My daughter is 10 months (11 months if you ask Summer) and at the age when your child starts saying “NO” (or in Tatum cause Ahhhh) and it just makes you laugh. I say no and she grunts back. She knows what not to touch and does it assessing my response. She gets mad at me. It’s hilarious.
It’s funny because it reminds me how I respond to God. I don’t fully understand how He operates. I was taught to submit to God (which I agree) but submitting does not mean accepting. What I mean by accepting is not complaining. I believe one can submit and still get angry. Look at the world around us – poverty, pain, disease, injustice. After college I had similar questions from unbelievers and had no answers (hard for a recent bible college graduate). I read a book called “When God Doesn’t Make Sense” by James Dobson. The book didn’t help me – but I’m sure it’s helped others.
I think one of the stories of scripture help me the most (1 Chr 13.5-13). David has been crown king and desires to bring the ark of God back to Israel. So they go to Judah, put the ark of God on a new ox cart, rejoiced before God with all their might on the journey home.
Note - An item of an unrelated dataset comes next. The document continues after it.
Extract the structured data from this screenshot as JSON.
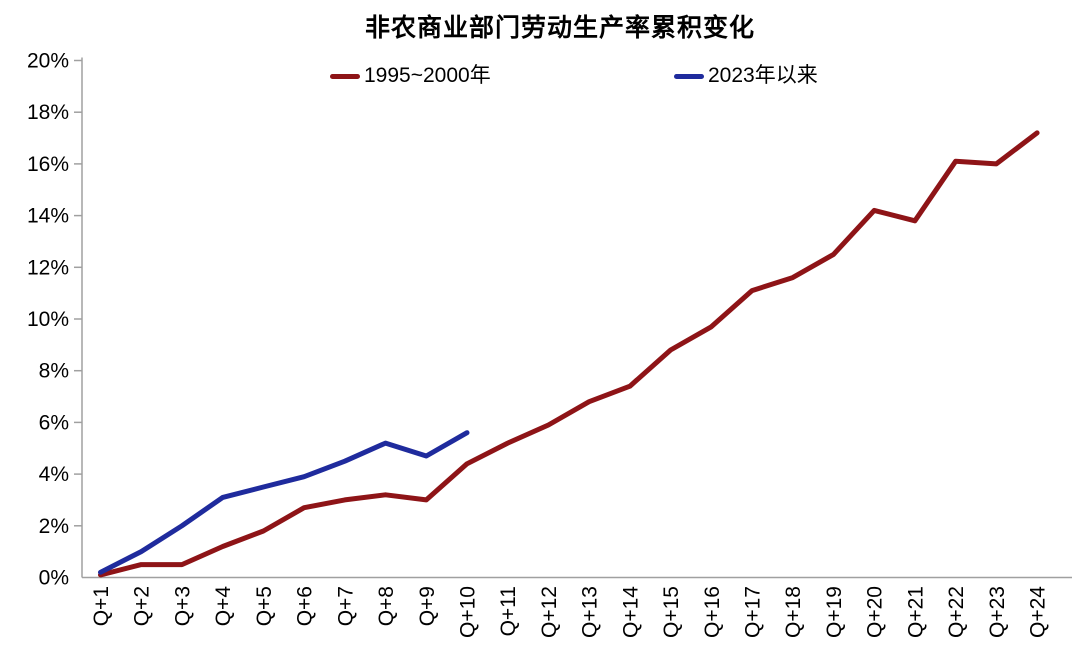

All is well until the oxen stumble and Uzzah put out his hand to brace the ark. The most important symbol of God to Israel is about to role over into the mud, who wouldn’t reach out and hold the ark? The alternative was to hold the ark as you washed it off and listen to your buddies make fun of you. So God in His anger killed Uzzah.
So how does David respond? Angry! David was angry because the Lord had lashed out at Uzzah. Then he became afraid of God to the point he decided not to return the ark to the city of David but took it to the house of Obed-edom.
There are a lot of lessons here. You could teach about faith in God to prevent the ark from meeting the mud. You could talk about not taking God lightly and how Uzzah’s death leads to a higher respect for God and the ark (2 Sam 6.9-13). You could teach how blessing comes from sorrow (1Chr 13.14). But the greatest lesson for me was that we can get angry at God. We can stomp our feet, raise our fist in the air in protest, and God is big enough to handle it. But this anger of ours shouldn’t lead us away from Him but toward a deeper respect for Him. It causes you to say “God, I don’t agree with what you did, but accept your sovereignty over everything.”
How do you submit to God when He doesn’t make sense?